Miller contributed to a February report by the Chicago-based Environmental Law & Policy Center (ELPC) ranking Ohio as the No. 2 state for wind turbine manufacturing behind California.
ELPC spokesperson Peter Gray said: "We're trying to show in realistic terms what green jobs and renewable energy means, specifically in the Midwest ... and especially in the supply chain, which sometimes gets overlooked."
The study highlights firms such as the century-old Cincinnati Gearing System, a precision gear and transmission maker that now directs nearly 25 percent of its business to demand for wind turbine engines. Crown Battery, an 80-year-old battery manufacturing facility outside of Toledo, added storage products for wind and solar energy systems to its production line in 2009.
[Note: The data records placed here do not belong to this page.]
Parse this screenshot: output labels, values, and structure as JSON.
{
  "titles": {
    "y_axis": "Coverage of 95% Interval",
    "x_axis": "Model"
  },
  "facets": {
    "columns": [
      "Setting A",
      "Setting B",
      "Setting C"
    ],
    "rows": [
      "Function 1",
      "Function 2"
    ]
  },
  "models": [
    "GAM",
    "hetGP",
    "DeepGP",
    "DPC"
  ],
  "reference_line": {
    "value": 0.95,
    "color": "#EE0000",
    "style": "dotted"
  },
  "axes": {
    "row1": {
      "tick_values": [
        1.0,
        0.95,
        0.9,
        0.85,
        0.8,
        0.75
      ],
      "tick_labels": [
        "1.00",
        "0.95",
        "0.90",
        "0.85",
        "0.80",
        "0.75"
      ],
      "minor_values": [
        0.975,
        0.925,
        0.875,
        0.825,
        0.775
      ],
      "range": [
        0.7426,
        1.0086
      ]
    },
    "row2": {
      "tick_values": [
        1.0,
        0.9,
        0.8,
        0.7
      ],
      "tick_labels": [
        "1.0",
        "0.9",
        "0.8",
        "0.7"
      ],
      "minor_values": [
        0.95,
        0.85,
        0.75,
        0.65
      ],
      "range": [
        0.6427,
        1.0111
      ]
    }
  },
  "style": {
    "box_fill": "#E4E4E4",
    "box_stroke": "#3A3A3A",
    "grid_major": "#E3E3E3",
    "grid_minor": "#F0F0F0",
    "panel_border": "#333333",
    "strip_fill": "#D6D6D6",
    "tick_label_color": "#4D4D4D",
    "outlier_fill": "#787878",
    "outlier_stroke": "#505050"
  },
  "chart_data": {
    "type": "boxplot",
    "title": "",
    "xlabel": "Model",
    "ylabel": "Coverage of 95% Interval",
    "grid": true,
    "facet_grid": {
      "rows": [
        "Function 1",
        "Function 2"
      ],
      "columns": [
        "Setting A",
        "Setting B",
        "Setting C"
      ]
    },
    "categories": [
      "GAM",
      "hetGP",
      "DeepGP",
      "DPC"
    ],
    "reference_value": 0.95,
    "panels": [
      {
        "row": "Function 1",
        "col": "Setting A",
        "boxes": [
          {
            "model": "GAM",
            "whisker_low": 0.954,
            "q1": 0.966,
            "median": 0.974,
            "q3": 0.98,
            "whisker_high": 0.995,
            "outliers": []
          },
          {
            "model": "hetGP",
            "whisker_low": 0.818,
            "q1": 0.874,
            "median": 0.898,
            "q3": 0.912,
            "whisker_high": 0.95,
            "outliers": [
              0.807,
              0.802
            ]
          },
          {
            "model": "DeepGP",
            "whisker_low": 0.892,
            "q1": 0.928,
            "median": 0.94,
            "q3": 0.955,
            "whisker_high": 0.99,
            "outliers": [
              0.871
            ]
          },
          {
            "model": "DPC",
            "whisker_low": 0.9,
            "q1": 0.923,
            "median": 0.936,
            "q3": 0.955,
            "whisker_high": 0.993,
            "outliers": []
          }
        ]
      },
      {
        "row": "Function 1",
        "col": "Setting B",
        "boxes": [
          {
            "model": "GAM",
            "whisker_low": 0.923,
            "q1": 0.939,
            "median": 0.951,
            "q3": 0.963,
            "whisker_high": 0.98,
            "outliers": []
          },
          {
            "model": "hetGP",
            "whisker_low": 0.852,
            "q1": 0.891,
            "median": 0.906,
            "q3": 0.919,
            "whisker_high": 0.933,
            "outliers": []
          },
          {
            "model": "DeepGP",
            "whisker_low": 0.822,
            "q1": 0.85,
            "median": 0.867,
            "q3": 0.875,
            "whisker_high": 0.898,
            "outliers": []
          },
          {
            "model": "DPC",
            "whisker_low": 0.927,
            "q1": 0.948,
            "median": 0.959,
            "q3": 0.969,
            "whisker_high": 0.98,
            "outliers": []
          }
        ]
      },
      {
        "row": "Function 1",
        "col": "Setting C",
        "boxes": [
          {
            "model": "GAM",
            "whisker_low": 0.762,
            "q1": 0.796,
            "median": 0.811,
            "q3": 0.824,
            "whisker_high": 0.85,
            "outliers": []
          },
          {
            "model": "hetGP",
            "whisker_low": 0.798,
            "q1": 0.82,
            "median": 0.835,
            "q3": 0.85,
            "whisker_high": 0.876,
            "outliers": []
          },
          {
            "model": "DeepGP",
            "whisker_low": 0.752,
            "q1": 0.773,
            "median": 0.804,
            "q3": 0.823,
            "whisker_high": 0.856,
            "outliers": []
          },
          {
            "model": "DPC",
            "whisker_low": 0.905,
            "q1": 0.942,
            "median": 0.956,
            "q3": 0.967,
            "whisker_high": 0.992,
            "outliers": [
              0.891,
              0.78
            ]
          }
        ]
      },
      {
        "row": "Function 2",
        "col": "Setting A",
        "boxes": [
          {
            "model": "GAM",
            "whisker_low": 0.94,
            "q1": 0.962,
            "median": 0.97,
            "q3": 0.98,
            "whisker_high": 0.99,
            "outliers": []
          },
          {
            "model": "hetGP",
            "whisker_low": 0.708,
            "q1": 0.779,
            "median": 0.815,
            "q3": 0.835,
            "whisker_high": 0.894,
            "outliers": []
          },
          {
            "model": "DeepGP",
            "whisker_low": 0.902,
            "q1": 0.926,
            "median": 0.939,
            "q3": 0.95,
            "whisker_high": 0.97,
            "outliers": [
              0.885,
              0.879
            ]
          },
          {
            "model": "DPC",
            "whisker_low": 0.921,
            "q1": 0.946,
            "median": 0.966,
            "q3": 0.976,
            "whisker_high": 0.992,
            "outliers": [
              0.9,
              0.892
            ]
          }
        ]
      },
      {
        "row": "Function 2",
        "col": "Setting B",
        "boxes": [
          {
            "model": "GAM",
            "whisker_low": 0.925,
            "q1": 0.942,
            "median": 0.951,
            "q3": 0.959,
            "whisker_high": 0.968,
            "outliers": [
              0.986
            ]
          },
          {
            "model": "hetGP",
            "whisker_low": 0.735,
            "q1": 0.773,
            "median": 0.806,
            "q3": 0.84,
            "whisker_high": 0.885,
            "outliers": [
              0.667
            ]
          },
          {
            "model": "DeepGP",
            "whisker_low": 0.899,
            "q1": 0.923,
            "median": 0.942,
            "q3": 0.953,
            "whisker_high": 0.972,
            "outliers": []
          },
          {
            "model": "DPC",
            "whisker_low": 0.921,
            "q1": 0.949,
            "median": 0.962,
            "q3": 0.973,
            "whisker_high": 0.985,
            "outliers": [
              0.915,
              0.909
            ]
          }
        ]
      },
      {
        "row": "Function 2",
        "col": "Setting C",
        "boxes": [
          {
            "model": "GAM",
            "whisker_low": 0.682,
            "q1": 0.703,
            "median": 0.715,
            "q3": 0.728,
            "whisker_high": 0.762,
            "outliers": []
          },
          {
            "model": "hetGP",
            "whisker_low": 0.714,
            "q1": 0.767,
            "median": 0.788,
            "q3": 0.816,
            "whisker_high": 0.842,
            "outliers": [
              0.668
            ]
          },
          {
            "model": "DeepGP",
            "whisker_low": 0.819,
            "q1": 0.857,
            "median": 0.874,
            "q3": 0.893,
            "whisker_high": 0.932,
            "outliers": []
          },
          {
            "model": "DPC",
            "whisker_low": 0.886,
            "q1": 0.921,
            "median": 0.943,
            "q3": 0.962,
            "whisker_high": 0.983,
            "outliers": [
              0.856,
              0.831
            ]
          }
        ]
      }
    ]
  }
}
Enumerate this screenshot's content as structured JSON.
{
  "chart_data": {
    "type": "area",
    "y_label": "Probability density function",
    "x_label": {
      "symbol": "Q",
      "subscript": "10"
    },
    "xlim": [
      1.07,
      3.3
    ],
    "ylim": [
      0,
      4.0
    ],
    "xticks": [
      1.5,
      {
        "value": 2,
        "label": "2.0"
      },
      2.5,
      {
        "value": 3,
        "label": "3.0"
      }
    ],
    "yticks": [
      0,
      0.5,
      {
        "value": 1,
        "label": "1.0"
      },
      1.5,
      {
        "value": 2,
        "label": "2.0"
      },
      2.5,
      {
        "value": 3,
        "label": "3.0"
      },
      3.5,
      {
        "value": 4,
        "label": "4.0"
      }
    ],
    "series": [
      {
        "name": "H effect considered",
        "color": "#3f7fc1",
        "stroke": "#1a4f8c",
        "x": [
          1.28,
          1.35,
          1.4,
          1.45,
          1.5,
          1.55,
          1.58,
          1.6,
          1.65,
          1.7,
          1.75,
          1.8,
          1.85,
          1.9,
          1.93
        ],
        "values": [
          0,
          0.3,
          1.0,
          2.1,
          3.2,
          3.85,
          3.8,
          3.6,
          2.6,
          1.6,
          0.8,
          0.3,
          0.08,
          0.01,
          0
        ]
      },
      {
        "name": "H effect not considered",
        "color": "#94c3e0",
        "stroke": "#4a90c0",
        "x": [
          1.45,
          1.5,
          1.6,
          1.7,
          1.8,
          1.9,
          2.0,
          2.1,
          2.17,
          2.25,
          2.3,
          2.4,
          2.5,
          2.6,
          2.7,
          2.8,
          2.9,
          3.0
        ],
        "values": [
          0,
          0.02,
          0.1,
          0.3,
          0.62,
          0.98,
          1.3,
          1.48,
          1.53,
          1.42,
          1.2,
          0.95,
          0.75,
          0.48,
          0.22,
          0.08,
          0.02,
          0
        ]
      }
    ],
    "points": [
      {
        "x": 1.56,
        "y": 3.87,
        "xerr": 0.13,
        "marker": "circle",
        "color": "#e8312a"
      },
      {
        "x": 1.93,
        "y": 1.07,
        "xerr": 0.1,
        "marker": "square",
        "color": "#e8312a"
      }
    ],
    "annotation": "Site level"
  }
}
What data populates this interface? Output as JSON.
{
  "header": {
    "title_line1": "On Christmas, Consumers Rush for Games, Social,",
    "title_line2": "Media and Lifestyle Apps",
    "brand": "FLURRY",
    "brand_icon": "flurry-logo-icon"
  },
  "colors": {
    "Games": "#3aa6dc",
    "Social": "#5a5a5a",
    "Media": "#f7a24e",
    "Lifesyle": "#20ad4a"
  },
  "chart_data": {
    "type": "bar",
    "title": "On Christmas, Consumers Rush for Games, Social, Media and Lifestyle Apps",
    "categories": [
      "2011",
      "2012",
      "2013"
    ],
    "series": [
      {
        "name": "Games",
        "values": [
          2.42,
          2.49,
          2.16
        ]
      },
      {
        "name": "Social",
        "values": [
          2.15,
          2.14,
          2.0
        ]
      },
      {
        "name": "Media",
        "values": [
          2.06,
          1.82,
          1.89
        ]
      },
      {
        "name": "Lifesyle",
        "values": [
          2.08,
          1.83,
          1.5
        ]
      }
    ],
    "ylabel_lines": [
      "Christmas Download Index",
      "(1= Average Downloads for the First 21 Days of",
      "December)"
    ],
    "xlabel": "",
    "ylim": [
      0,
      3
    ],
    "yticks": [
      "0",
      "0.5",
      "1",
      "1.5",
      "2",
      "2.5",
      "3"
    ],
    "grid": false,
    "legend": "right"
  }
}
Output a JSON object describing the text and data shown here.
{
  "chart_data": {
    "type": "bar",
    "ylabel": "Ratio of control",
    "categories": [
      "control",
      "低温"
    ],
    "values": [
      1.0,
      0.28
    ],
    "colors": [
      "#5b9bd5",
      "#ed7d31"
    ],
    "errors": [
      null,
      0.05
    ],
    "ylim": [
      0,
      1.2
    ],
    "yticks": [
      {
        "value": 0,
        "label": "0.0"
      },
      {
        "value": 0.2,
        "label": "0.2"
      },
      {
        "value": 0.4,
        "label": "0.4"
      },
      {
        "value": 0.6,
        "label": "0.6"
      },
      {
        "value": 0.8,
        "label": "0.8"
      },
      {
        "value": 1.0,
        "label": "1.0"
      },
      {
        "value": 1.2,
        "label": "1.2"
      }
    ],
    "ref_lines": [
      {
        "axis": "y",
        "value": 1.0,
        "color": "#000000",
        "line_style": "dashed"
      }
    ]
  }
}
Politicians, both the myopic and the malicious, together with their billionaire patrons, seek to do all they can to keep us on the dead-end path set for us by Ronald Reagan 30 years ago. Unless our smarter, more progressive leaders commit to vast sums for green investment and combine this public money with green policies, the economic deterioration plaguing us now will worsen, along with the environment.
Some will argue that now is not the time because the House of Representatives is in the hands of the most anti-environment, pro-oligarchy crew in more than a century. They will say the President isn't bold enough. Funny how our enemies never stop trying to accomplish their agenda because they are told it's impossible. Do you suppose their unwillingness to surrender despite the odds is what has made them so successful?